Al respeto, señaló que tal orden es incompatible con otros precedentes de la propia corporación y específicamente con la ratio deciden di de las sentencias C-710 de 1999 y C-815 de 1999 puesto que estas no limitaron como único criterio para el incremento salarial la base de inflación del año anterior, sino que consideraron que tal medida dependía de una ponderación de un conjunto de factores sociales y económicos y no solo de éste.

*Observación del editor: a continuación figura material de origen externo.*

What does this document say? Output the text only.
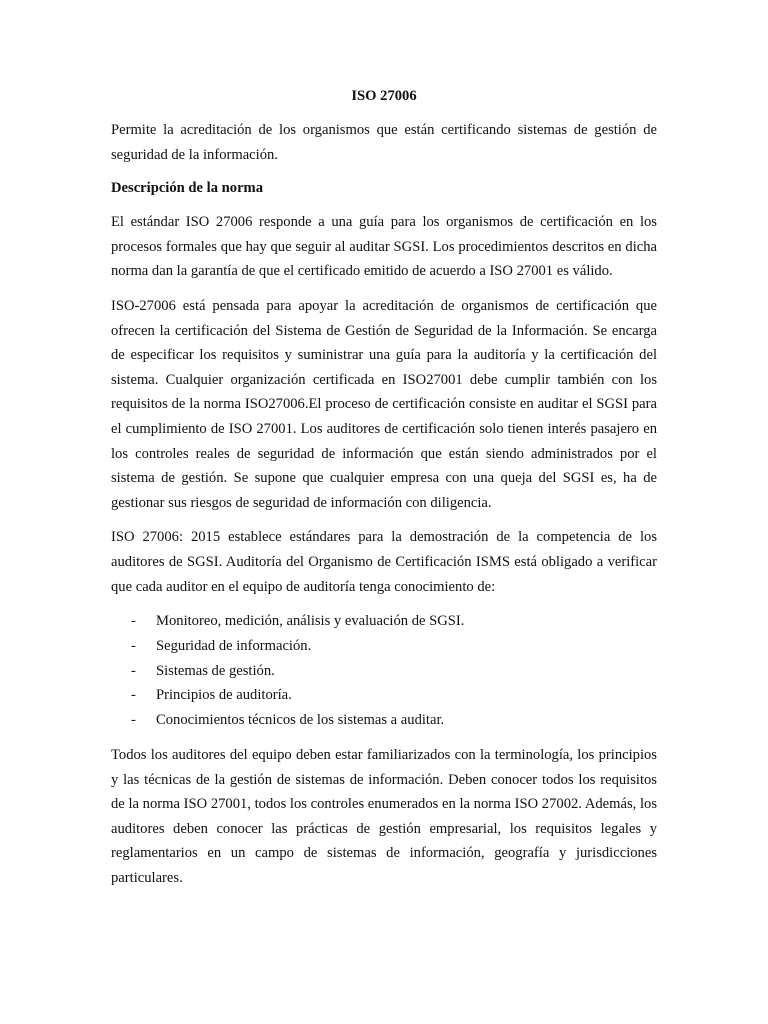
ISO 27006

Permite la acreditación de los organismos que están certificando sistemas de gestión de seguridad de la información.

Descripción de la norma

El estándar ISO 27006 responde a una guía para los organismos de certificación en los procesos formales que hay que seguir al auditar SGSI. Los procedimientos descritos en dicha norma dan la garantía de que el certificado emitido de acuerdo a ISO 27001 es válido.

ISO-27006 está pensada para apoyar la acreditación de organismos de certificación que ofrecen la certificación del Sistema de Gestión de Seguridad de la Información. Se encarga de especificar los requisitos y suministrar una guía para la auditoría y la certificación del sistema. Cualquier organización certificada en ISO27001 debe cumplir también con los requisitos de la norma ISO27006.El proceso de certificación consiste en auditar el SGSI para el cumplimiento de ISO 27001. Los auditores de certificación solo tienen interés pasajero en los controles reales de seguridad de información que están siendo administrados por el sistema de gestión. Se supone que cualquier empresa con una queja del SGSI es, ha de gestionar sus riesgos de seguridad de información con diligencia.

ISO 27006: 2015 establece estándares para la demostración de la competencia de los auditores de SGSI. Auditoría del Organismo de Certificación ISMS está obligado a verificar que cada auditor en el equipo de auditoría tenga conocimiento de:

-	Monitoreo, medición, análisis y evaluación de SGSI.
-	Seguridad de información.
-	Sistemas de gestión.
-	Principios de auditoría.
-	Conocimientos técnicos de los sistemas a auditar.

Todos los auditores del equipo deben estar familiarizados con la terminología, los principios y las técnicas de la gestión de sistemas de información. Deben conocer todos los requisitos de la norma ISO 27001, todos los controles enumerados en la norma ISO 27002. Además, los auditores deben conocer las prácticas de gestión empresarial, los requisitos legales y reglamentarios en un campo de sistemas de información, geografía y jurisdicciones particulares.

Además, consideró, que la sentencia C-1433 de 2000 se separó del precedente jurisprudencial[28] que concibe el derecho a la igualdad bajo un criterio material o sustancial según el cual «hay que tratar igual a los iguales y desigual a los desiguales». En efecto, se indicó que la corporación desconoció tal precepto al manifestar en la sentencia C-1433 de 2000 que el derecho a la igualdad impedía que se aumentara a algunos servidores públicos el salario y a otros no porque todos eran igualmente afectados por el fenómeno inflacionario, con lo cual aplicó un criterio matemático y no el material o sustancial citado.

Finalmente manifestó que, al reconocer como regla general que se debe aumentar el salario a todos los servidores públicos sin excepción, se desconoce el principio según el cual los derechos no son absolutos. En esa medida, se explicó que el derecho a mantener el poder adquisitivo del salario es relativo y, por tanto, puede ser limitado por razones constitucionales justificadas y con ponderación de otros derechos, fines y principios constitucionales.

Para efectos didácticos la Sala se permite citar la conclusión a la que llegó la Corte Constitucional en el fallo analizado: “(…) 5.1.2.5 En conclusión, en la presente sentencia la Corte reitera la principal premisa de la sentencia C-1433 de 2000 según la cual la Constitución protege un derecho a mantener la capacidad adquisitiva del salario.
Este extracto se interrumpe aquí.